Sechstes Kapitel.
Der Bei.

Jede Lebenskraft abgespannt, ließ sich Flore hinschleppen. Schon erblickte sie zwischen den Mauern das schauerhafte Todeswerkzeug, als plötzlich eine fremde Stimme fragte: was habt ihr mit dem Jüngling vor?

Flore hatte keinen Muth aufzublicken, woher die Stimme schon durch ihren sanften Klang hier fremd bezeichnet, kam, aber sie bemerkte doch, daß alle ihre Begleiter mit einem bangen Ausruf, zur Erde aufs Knie stürzten.

Was habt ihr mit dem Jüngling vor? erneuete sich die Frage. Keine Antwort. Die Stimme äußerte nun Zorn, aber einen Zorn, der hier Trost und Erquickung wurde, einen Zorn, der des Vertrauens Fülle in den Busen goß. Leiser zagend hob die bestürzte Verurtheilte das Auge empor, und gewahrte einen hochgestalteten glänzend gekleideten Mann, auf einem muthigen Araberhengst, umringt von stattlich bewaffneten Reisigen in reicher morgenländischer Tracht.

So tobend, so besinnungraubend war der Bösewichter Grimm gewesen, daß sie die Ankunft eines zahlreichen Reutertrupps durchaus überhört hatten. Daß Flore damals nicht bemerkte, was weiter um sie vorging, bedarf keiner Erklärung.

Isaaks Sohn, (kein Jenaischer Philosoph zweifelt mehr an der Legende Wahrheit, höchstens noch lutherische Landprediger, und schon einige Kapuziner) da das Opfermesser sich erhoben hatte, vor dem lodernden Scheiterhaufen, fühlte aber nicht viel mehr Wonne, bei des Seraph Einspruch, wie Flore im Anblick des edelgestalteten Mannes, denn der Gedanke: er wird mein Retter seyn! dämmerte ihr gleich auf.
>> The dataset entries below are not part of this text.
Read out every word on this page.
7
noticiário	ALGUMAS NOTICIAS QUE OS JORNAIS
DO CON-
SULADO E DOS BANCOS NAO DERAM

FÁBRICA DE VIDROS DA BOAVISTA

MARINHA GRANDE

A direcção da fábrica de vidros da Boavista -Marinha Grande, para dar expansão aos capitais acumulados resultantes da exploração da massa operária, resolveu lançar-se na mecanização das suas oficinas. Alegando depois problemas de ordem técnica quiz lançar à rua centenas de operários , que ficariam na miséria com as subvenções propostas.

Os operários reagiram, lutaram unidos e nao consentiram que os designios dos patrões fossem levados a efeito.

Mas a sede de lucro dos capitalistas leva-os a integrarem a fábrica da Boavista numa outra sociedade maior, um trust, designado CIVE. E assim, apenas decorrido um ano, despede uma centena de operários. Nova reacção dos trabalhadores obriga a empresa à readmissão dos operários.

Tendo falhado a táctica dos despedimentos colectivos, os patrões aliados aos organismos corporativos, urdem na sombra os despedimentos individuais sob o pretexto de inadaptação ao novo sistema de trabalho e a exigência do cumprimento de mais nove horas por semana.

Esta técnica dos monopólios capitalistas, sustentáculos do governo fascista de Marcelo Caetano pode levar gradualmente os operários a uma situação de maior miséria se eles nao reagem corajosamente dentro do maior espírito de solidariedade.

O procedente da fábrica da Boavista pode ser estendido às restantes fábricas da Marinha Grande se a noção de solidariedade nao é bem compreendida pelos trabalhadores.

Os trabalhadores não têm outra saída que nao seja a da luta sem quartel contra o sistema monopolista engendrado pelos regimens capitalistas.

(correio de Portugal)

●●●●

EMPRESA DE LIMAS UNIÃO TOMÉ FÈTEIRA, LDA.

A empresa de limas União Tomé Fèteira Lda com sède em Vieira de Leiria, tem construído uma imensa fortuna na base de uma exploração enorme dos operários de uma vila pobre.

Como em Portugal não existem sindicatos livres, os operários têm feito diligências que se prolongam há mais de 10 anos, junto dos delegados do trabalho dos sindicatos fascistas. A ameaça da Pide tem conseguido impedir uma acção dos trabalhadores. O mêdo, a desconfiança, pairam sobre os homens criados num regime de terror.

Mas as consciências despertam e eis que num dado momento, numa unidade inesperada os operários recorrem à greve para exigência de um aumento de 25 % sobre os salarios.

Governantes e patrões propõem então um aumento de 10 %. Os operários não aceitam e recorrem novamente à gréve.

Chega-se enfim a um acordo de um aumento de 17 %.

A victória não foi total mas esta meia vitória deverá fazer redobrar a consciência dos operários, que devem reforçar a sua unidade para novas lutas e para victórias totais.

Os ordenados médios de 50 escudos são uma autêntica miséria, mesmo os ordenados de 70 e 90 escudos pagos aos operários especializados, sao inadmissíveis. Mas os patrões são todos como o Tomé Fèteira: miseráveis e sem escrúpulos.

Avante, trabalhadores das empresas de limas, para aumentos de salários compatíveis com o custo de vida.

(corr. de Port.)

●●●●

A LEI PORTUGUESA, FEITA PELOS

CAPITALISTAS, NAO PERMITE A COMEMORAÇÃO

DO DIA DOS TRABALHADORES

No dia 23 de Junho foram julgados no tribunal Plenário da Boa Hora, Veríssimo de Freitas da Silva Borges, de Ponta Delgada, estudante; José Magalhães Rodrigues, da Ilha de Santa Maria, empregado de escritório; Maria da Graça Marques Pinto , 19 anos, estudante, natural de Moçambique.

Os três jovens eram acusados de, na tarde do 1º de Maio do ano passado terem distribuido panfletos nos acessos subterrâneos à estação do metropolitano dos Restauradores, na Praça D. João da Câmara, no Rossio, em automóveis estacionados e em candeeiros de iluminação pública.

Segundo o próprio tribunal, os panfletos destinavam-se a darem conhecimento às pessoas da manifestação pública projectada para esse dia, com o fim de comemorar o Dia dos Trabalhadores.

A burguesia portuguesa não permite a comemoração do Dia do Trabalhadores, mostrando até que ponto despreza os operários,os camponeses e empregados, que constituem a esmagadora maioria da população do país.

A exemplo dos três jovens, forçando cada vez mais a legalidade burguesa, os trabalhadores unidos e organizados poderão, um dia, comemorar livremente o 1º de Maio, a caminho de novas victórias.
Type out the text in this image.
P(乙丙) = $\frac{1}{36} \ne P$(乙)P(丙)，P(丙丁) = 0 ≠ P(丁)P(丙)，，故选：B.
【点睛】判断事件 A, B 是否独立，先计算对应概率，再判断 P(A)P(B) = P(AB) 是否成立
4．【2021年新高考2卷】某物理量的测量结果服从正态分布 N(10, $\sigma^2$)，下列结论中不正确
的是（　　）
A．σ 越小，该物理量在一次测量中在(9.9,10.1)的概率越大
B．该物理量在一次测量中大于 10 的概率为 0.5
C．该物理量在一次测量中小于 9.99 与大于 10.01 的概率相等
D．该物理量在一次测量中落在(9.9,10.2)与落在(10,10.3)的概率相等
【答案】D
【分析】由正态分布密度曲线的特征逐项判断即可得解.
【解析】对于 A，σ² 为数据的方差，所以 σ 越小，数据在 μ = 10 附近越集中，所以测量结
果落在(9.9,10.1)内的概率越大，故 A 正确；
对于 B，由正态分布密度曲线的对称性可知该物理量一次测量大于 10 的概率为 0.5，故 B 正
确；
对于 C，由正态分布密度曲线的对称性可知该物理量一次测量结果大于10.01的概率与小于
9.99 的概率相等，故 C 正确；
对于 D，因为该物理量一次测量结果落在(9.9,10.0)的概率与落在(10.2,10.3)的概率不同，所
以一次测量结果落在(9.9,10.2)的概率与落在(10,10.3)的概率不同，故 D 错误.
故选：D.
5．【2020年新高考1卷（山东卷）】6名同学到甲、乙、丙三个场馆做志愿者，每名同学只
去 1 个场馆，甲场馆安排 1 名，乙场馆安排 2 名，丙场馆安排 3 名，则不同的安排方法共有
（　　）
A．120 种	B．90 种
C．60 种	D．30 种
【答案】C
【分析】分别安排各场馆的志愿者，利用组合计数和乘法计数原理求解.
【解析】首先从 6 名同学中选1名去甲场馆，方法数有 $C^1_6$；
Ein Vertrauen, als hätte sie den Mann seit Jahren gekannt, folgte dem Gedanken, und der Muth, statt der im Staube sich krümmenden Räuber zu antworten, folgte dem Vertrauen. Flore nahm ihre Sprachkunde zusammen, und rief: Edler Pascha, erhabner Bei, oder wer ihr seid, die Männer wollen mich schmählich ermorden. Dort ragt schon der Spieß empor.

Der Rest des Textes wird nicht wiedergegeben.